In all, 60 matched patients were available for analysis (MIS = 20, HYB = 20, OPEN = 20). Blood loss was less in the MIS group than in the HYB and OPEN groups, but a significant difference was only found between the MIS and the OPEN group (669 vs 2322 ml, p = 0.001). The MIS and HYB groups had more fused interbody levels (4.5 and 4.1, respectively) than the OPEN group (1.6, p < 0.001). The OPEN group had less operative time than either the MIS or HYB group, but it was only statistically different from the HYB group (367 vs 665 minutes, p < 0.001). There was no significant difference in the duration of hospital stay among the groups.
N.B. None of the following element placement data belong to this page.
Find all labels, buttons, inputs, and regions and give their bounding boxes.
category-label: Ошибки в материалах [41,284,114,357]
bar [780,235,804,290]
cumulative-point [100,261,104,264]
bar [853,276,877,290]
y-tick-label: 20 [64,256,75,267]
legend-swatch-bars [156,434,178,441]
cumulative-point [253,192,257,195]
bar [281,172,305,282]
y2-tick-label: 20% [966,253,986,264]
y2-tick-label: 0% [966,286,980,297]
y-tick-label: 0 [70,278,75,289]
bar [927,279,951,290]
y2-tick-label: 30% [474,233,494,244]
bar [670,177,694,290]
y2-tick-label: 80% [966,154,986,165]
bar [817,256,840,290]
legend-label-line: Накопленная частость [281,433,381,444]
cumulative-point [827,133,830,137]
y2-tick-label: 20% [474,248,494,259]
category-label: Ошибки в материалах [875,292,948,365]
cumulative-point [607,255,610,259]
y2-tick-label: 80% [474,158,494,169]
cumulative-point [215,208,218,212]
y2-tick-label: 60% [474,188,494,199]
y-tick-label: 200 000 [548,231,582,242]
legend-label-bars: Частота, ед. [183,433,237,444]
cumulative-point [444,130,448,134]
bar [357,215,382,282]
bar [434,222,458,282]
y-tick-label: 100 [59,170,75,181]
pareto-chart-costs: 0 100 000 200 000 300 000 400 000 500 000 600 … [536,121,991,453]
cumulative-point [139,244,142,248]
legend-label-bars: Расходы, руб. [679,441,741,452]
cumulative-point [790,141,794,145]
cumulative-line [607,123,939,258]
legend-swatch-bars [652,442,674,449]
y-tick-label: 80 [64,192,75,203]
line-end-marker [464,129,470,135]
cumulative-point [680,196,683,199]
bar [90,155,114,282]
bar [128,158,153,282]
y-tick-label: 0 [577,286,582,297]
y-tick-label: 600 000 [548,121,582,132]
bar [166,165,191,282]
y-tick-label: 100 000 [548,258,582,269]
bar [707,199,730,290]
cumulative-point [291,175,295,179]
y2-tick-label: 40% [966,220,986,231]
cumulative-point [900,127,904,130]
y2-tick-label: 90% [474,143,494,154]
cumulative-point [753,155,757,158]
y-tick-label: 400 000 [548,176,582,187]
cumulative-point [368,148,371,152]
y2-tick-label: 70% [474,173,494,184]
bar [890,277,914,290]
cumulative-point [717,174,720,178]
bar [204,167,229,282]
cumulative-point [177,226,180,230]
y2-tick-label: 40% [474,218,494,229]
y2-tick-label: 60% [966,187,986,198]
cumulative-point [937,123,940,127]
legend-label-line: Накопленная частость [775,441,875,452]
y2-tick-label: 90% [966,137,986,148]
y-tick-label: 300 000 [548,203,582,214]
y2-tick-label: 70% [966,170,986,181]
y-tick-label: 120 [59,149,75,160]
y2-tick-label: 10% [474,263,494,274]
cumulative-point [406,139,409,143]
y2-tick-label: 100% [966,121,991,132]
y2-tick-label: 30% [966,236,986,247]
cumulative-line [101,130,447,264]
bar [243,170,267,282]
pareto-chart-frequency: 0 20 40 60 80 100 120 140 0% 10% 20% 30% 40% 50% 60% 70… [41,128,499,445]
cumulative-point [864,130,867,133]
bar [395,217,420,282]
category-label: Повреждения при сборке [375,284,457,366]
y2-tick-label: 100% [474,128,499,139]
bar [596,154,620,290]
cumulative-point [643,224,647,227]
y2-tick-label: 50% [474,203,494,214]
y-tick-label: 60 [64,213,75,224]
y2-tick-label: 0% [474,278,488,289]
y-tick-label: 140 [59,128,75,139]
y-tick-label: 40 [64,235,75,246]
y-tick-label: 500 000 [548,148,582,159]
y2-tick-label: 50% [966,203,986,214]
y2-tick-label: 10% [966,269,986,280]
In patients with complete data, the overall complication rate was 45.5% (25 of 55). There was no significant difference in the total complication rate among the MIS, HYB, and OPEN groups (30%, 47%, and 63%, respectively; p = 0.147). No intraoperative complications were reported for the MIS group, 5.3% for the HYB group, and 25% for the OPEN group (p < 0.03). At least one postoperative complication occurred in 30%, 47%, and 50% (p = 0.40) of the MIS, HYB, and OPEN groups, respectively. One major complication occurred in 30%, 47%, and 63% (p = 0.147) of the MIS, HYB, and OPEN groups, respectively. All patients had significant improvement in both the Oswestry Disability Index (ODI) and visual analog scale scores after surgery (p < 0.001), although the MIS group did not have significant improvement in leg pain. The occurrence of complications had no impact on the ODI.


Results in this study suggest that the surgical approach may impact complications. The MIS group had significantly fewer intraoperative complications than did either the HYB or OPEN groups. If the goals of ASD surgery can be achieved, consideration should be given to less invasive techniques.